Jetzt kommt die Gelegenheit, das bestehende Gebäude zu sanieren und um einen Erweiterungsbau entlang der Otto-Wagner-Straße zu ergänzen. Zudem will die Kreissparkasse nach Aussage von Wilhelm Rupprecht auch eine Tiefgarage bauen, um den "eklatanten Stellplatzmangel" zu beseitigen. Rupprecht, der bei der Sparkasse für das Vorhaben in Germering zuständig ist, sagte am Mittwoch, das bestehende Haus sei für eine Sanierung "fällig" und der vorgesehene Lückenschluss liege auch "im städtischen Interesse".

Dieses Interesse haben laut Oberbürgermeister Andreas Haas auch die Stadtpolitiker im Auge gehabt, als sie vor Jahren beantragten, die Bahn solle ihre Stromleitung aus den Wohngebieten entfernen. Denn eine Leitung mitten durch die Stadt, "das passt nicht mehr", sagte Haas zur SZ. Auch die ehemalige Stromleitung der Isar-Amperwerke ist vor Jahren abgebaut worden. Sie führte ebenfalls direkt über den Kleinen Stachus. Um das Stadtbild zu verbessern, lässt sich Germering die Verlegung der Stromtrasse an die Autobahn rund zwei Millionen Euro kosten.
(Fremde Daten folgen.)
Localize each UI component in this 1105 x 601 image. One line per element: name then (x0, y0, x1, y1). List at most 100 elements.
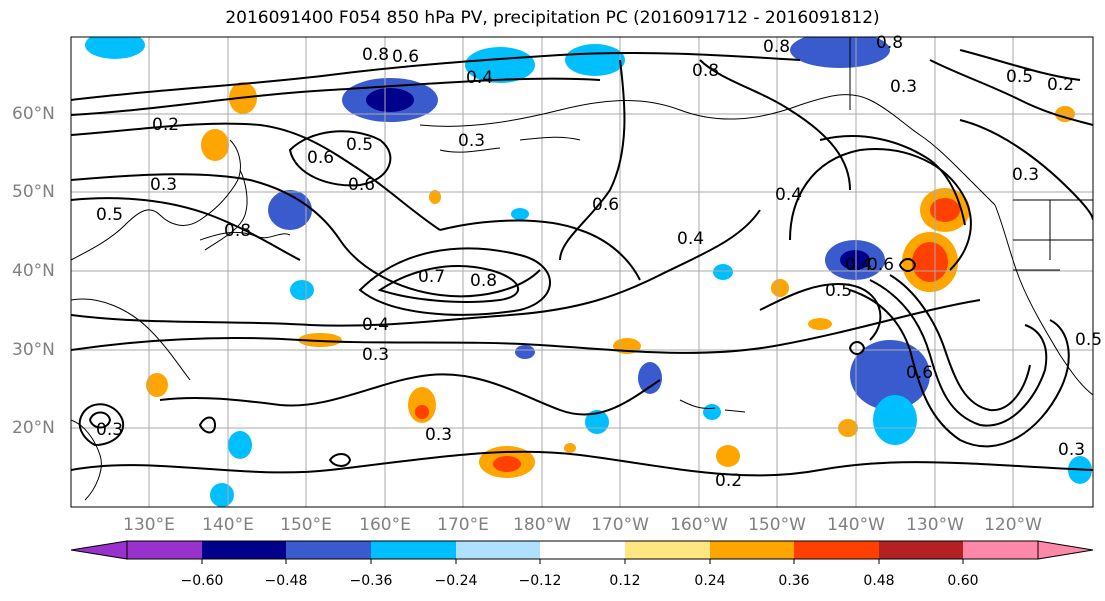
contour-label: 0.8 (692, 61, 719, 81)
contour-label: 0.4 (466, 68, 493, 88)
pv-contour-0.8-closed (377, 265, 520, 303)
contour-label: 0.6 (307, 148, 334, 168)
pv-contour-0.5e (959, 49, 1081, 81)
pv-contour-0.5 (71, 122, 441, 231)
pv-contour-0.3g (929, 59, 1093, 126)
precip-patch-pos-core (912, 242, 948, 282)
pv-contour-0.2 (71, 450, 1093, 477)
contour-label: 0.4 (362, 315, 389, 335)
pv-contour-0.6b (439, 219, 641, 281)
colorbar-tick-label: −0.36 (349, 573, 393, 589)
precip-patch-pos-core (493, 456, 521, 472)
lat-label: 20°N (12, 418, 55, 438)
contour-label: 0.8 (362, 45, 389, 65)
contour-label: 0.5 (96, 205, 123, 225)
lat-label: 50°N (12, 182, 55, 202)
pv-contour-0.4 (71, 209, 761, 327)
precip-patch-neg-core (366, 88, 414, 112)
precip-patch-neg (790, 37, 890, 68)
colorbar-outline (126, 540, 1039, 560)
pv-contour-0.4d (849, 289, 1070, 448)
pv-contour-0.4c (699, 59, 851, 191)
contour-label: 0.5 (1075, 330, 1102, 350)
colorbar-bin (286, 541, 371, 559)
pv-contour-0.3d (819, 135, 966, 226)
lon-label: 120°W (984, 515, 1042, 535)
precip-patch-neg (565, 44, 625, 76)
colorbar-tick-label: 0.12 (609, 573, 641, 589)
contour-label: 0.8 (876, 33, 903, 53)
contour-label: 0.6 (392, 47, 419, 67)
pv-contour-small (848, 341, 866, 355)
colorbar-extend-low (70, 540, 128, 560)
pv-contour-0.3c (71, 173, 541, 298)
colorbar-tick-label: 0.36 (778, 573, 810, 589)
precip-patch-neg (850, 340, 930, 410)
pv-contours (71, 49, 1093, 477)
precip-patch-pos (771, 279, 789, 297)
lon-label: 140°W (827, 515, 885, 535)
contour-label: 0.6 (867, 255, 894, 275)
pv-contour-small (198, 416, 217, 434)
precip-patch-neg (210, 483, 234, 507)
precip-patch-pos (564, 443, 576, 453)
contour-label: 0.2 (152, 115, 179, 135)
contour-label: 0.8 (224, 221, 251, 241)
colorbar-extend-high (1037, 540, 1094, 560)
contour-label: 0.6 (348, 175, 375, 195)
colorbar-bin (540, 541, 625, 559)
precip-patch-neg (511, 208, 529, 220)
colorbar (70, 540, 1094, 564)
contour-label: 0.3 (1012, 165, 1039, 185)
colorbar-tick-label: 0.48 (863, 573, 895, 589)
precip-patch-neg-core (840, 250, 870, 270)
coastlines (71, 37, 1093, 501)
contour-label: 0.5 (825, 281, 852, 301)
precip-patch-pos-core (930, 198, 960, 222)
contour-label: 0.8 (470, 271, 497, 291)
pv-contour-0.7-closed (358, 247, 551, 316)
lon-label: 130°E (123, 515, 175, 535)
map-frame (70, 36, 1094, 508)
pv-contour-0.3h (959, 119, 1093, 221)
contour-label: 0.2 (1047, 75, 1074, 95)
lon-label: 180°W (513, 515, 571, 535)
colorbar-bin (456, 541, 540, 559)
colorbar-bin (794, 541, 879, 559)
precip-patch-neg (268, 190, 312, 230)
contour-label: 0.4 (677, 229, 704, 249)
contour-label: 0.8 (763, 37, 790, 57)
colorbar-tick-label: 0.24 (694, 573, 726, 589)
precip-patch-neg (873, 395, 917, 445)
contour-label: 0.3 (890, 77, 917, 97)
precip-patch-pos-core (415, 405, 429, 419)
pv-contour-0.6d (889, 274, 1031, 412)
lon-label: 150°E (280, 515, 332, 535)
colorbar-tick-label: 0.60 (947, 573, 979, 589)
pv-contour-0.3f (759, 283, 882, 341)
pv-contour-0.3 (71, 299, 981, 354)
contour-label: 0.3 (1058, 440, 1085, 460)
colorbar-bin (879, 541, 963, 559)
pv-contour-0.3b (159, 373, 661, 416)
precip-patch-neg (228, 431, 252, 459)
precip-patch-neg (290, 280, 314, 300)
precip-patch-pos (808, 318, 832, 330)
pv-contour-small (328, 453, 352, 467)
pv-contour-0.6-closed (288, 130, 392, 187)
precip-patch-neg (713, 264, 733, 280)
precip-patch-pos (201, 129, 229, 161)
contour-label: 0.3 (150, 175, 177, 195)
precip-patch-neg (638, 362, 662, 394)
lon-label: 170°E (437, 515, 489, 535)
contour-label: 0.3 (96, 420, 123, 440)
colorbar-ticks (201, 559, 964, 564)
colorbar-bin (202, 541, 286, 559)
colorbar-tick-label: −0.48 (264, 573, 308, 589)
precip-patch-neg (85, 37, 145, 59)
pv-contour-0.5b (71, 197, 301, 261)
lat-label: 60°N (12, 104, 55, 124)
colorbar-tick-label: −0.60 (180, 573, 224, 589)
lon-label: 160°E (359, 515, 411, 535)
pv-contour-0.3e (789, 148, 972, 271)
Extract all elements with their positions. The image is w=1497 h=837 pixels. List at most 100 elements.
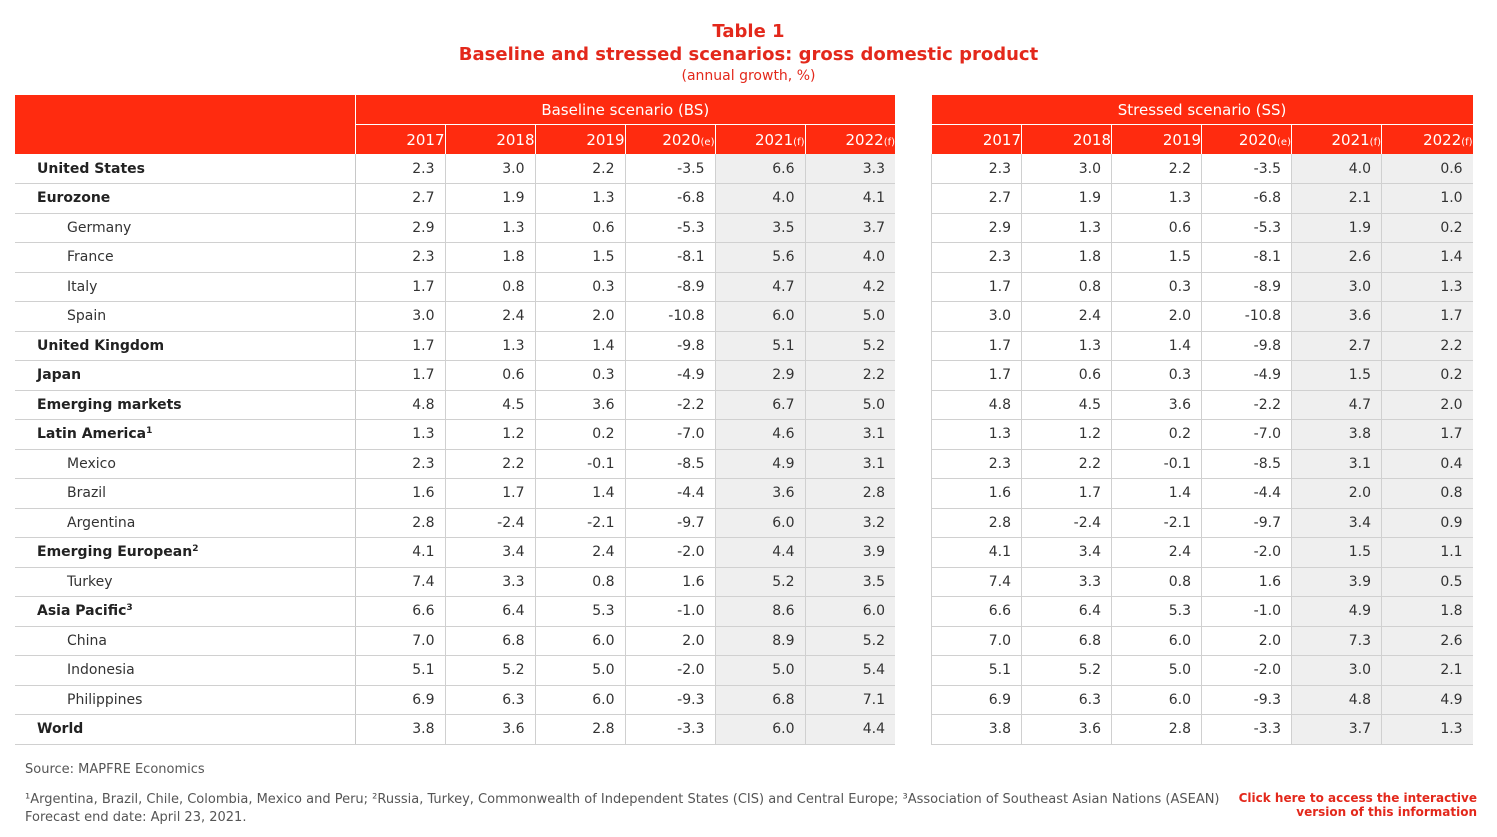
value-cell: 1.3 [1380,272,1473,302]
baseline-scenario-header: Baseline scenario (BS) [355,95,896,125]
value-cell: 7.0 [931,626,1022,656]
value-cell: 5.2 [444,655,535,686]
value-cell: 3.3 [804,154,896,184]
interactive-version-link[interactable]: Click here to access the interactive ver… [1239,791,1477,819]
value-cell: 2.7 [1291,331,1382,361]
value-cell: 3.5 [804,567,896,597]
value-cell: 5.3 [1111,596,1202,627]
table-row: 7.4 3.3 0.8 1.6 3.9 0.5 [931,567,1473,597]
value-cell: 0.6 [1021,360,1112,391]
value-cell: 4.0 [804,242,896,273]
value-cell: 7.4 [354,567,445,597]
table-row: Mexico 2.3 2.2 -0.1 -8.5 4.9 3.1 [15,449,896,479]
value-cell: 3.4 [1021,537,1112,568]
value-cell: 6.6 [354,596,445,627]
value-cell: 7.0 [354,626,445,656]
value-cell: 2.6 [1291,242,1382,273]
baseline-year-header: 2019 [534,124,625,154]
value-cell: 0.6 [1111,213,1202,243]
link-line-1[interactable]: Click here to access the interactive [1238,791,1477,805]
value-cell: 5.1 [354,655,445,686]
table-number: Table 1 [712,21,785,42]
value-cell: 6.0 [714,714,805,745]
row-label: United States [15,154,356,184]
table-row: United Kingdom 1.7 1.3 1.4 -9.8 5.1 5.2 [15,331,896,361]
table-row: 1.6 1.7 1.4 -4.4 2.0 0.8 [931,478,1473,509]
value-cell: 1.7 [354,331,445,361]
value-cell: 1.5 [534,242,625,273]
value-cell: 3.7 [1291,714,1382,745]
stressed-year-header: 2019 [1111,124,1202,154]
value-cell: 4.6 [714,419,805,450]
value-cell: 1.3 [354,419,445,450]
value-cell: 4.1 [354,537,445,568]
table-row: Eurozone 2.7 1.9 1.3 -6.8 4.0 4.1 [15,183,896,214]
value-cell: 0.6 [1380,154,1473,184]
table-row: Emerging markets 4.8 4.5 3.6 -2.2 6.7 5.0 [15,390,896,420]
row-label-text: Asia Pacific [37,603,127,620]
value-cell: 0.2 [1380,360,1473,391]
value-cell: -2.2 [1201,390,1292,420]
value-cell: -2.4 [444,508,535,538]
table-row: World 3.8 3.6 2.8 -3.3 6.0 4.4 [15,714,896,745]
table-subtitle: (annual growth, %) [681,68,816,84]
value-cell: 2.2 [534,154,625,184]
table-row: 1.7 0.6 0.3 -4.9 1.5 0.2 [931,360,1473,391]
value-cell: 1.7 [931,360,1022,391]
value-cell: 6.0 [1111,685,1202,715]
value-cell: 4.5 [444,390,535,420]
table-row: 4.8 4.5 3.6 -2.2 4.7 2.0 [931,390,1473,420]
row-label: China [15,626,356,656]
link-line-2[interactable]: version of this information [1296,805,1477,819]
value-cell: 3.6 [714,478,805,509]
row-label-text: Brazil [67,485,107,502]
value-cell: 3.9 [804,537,896,568]
year-label: 2022 [1423,130,1462,149]
value-cell: 6.0 [1111,626,1202,656]
value-cell: 0.3 [1111,360,1202,391]
row-label: Turkey [15,567,356,597]
value-cell: 6.9 [931,685,1022,715]
label-header [15,95,356,154]
value-cell: 3.2 [804,508,896,538]
row-label: Asia Pacific3 [15,596,356,627]
value-cell: -2.0 [1201,537,1292,568]
row-label-text: Emerging European [37,544,193,561]
value-cell: 2.4 [1111,537,1202,568]
value-cell: 5.4 [804,655,896,686]
value-cell: -8.9 [624,272,715,302]
value-cell: 5.2 [804,626,896,656]
value-cell: 1.3 [444,331,535,361]
value-cell: -9.8 [1201,331,1292,361]
value-cell: 1.6 [1201,567,1292,597]
value-cell: 1.4 [534,331,625,361]
value-cell: -9.7 [1201,508,1292,538]
baseline-table: Baseline scenario (BS) 2017 2018 2019 2020(… [15,95,896,745]
value-cell: 1.7 [1021,478,1112,509]
value-cell: 5.0 [534,655,625,686]
year-label: 2021 [1331,130,1370,149]
table-title: Baseline and stressed scenarios: gross d… [458,44,1039,65]
row-label-text: Argentina [67,514,136,531]
year-suffix: (e) [1277,136,1291,148]
value-cell: 0.8 [444,272,535,302]
value-cell: 3.9 [1291,567,1382,597]
row-label: Germany [15,213,356,243]
value-cell: 6.0 [534,626,625,656]
value-cell: -9.7 [624,508,715,538]
forecast-date: Forecast end date: April 23, 2021. [25,810,247,825]
value-cell: 3.8 [931,714,1022,745]
value-cell: 1.3 [444,213,535,243]
value-cell: 1.4 [1111,478,1202,509]
value-cell: 4.1 [931,537,1022,568]
year-label: 2021 [754,130,794,149]
value-cell: 2.8 [931,508,1022,538]
value-cell: 4.1 [804,183,896,214]
value-cell: 2.8 [354,508,445,538]
value-cell: 0.5 [1380,567,1473,597]
table-row: Asia Pacific3 6.6 6.4 5.3 -1.0 8.6 6.0 [15,596,896,627]
value-cell: 2.9 [714,360,805,391]
value-cell: 3.0 [444,154,535,184]
baseline-year-header: 2022(f) [804,124,896,154]
value-cell: 2.7 [931,183,1022,214]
Ob Grundstücke, die von den Masten befreit werden, im Wert steigen, das habe bei den Entscheidungen der Kommunalpolitiker keine Rolle gespielt, sagte Haas, denn von einem schöneren Stadtbild hätten schließlich alle etwas. Haas erwartet keine großen Veränderungen in den Wohngebieten, denn der Baubestand ist in Bebauungsplänen geregelt. Eine kleine Änderung aber nimmt die Stadt selbst vor: In Neugermering soll ein Spielplatz entstehen - den hat ein Masten bislang verhindert.

Die Demontage der Bahnstrommasten in der Kriegerstraße beginnt am Montag um 7 Uhr früh. Dann werden die Träger umgesägt, beginnend an der Otto-Wagner-Straße. Die abgeschnittenen Stahlkonstruktionen werden anschließend auf der Fahrbahn zerlegt und von Lastwagen abtransportiert. Die Arbeiten sollen am Montag bis 18 Uhr dauern und gehen am Dienstag, ebenfalls von 7 bis 18 Uhr, weiter. In dieser Zeit wird die Kriegerstraße nach Auskunft der Stadtverwaltung abschnittsweise gesperrt. Anlieger können die Straße benutzen, es kann aber sein, dass ihre Grundstückszufahrten nicht passierbar sind, wenn ein Mast in der Nähe abgebaut wird. Die Querungen der Kriegerstraße, also von der Marktstraße in den Amselweg, von der Erika- in die Lerchenstraße sowie auf der Kreuzlinger Straße sind an beiden Tagen durchgängig befahrbar.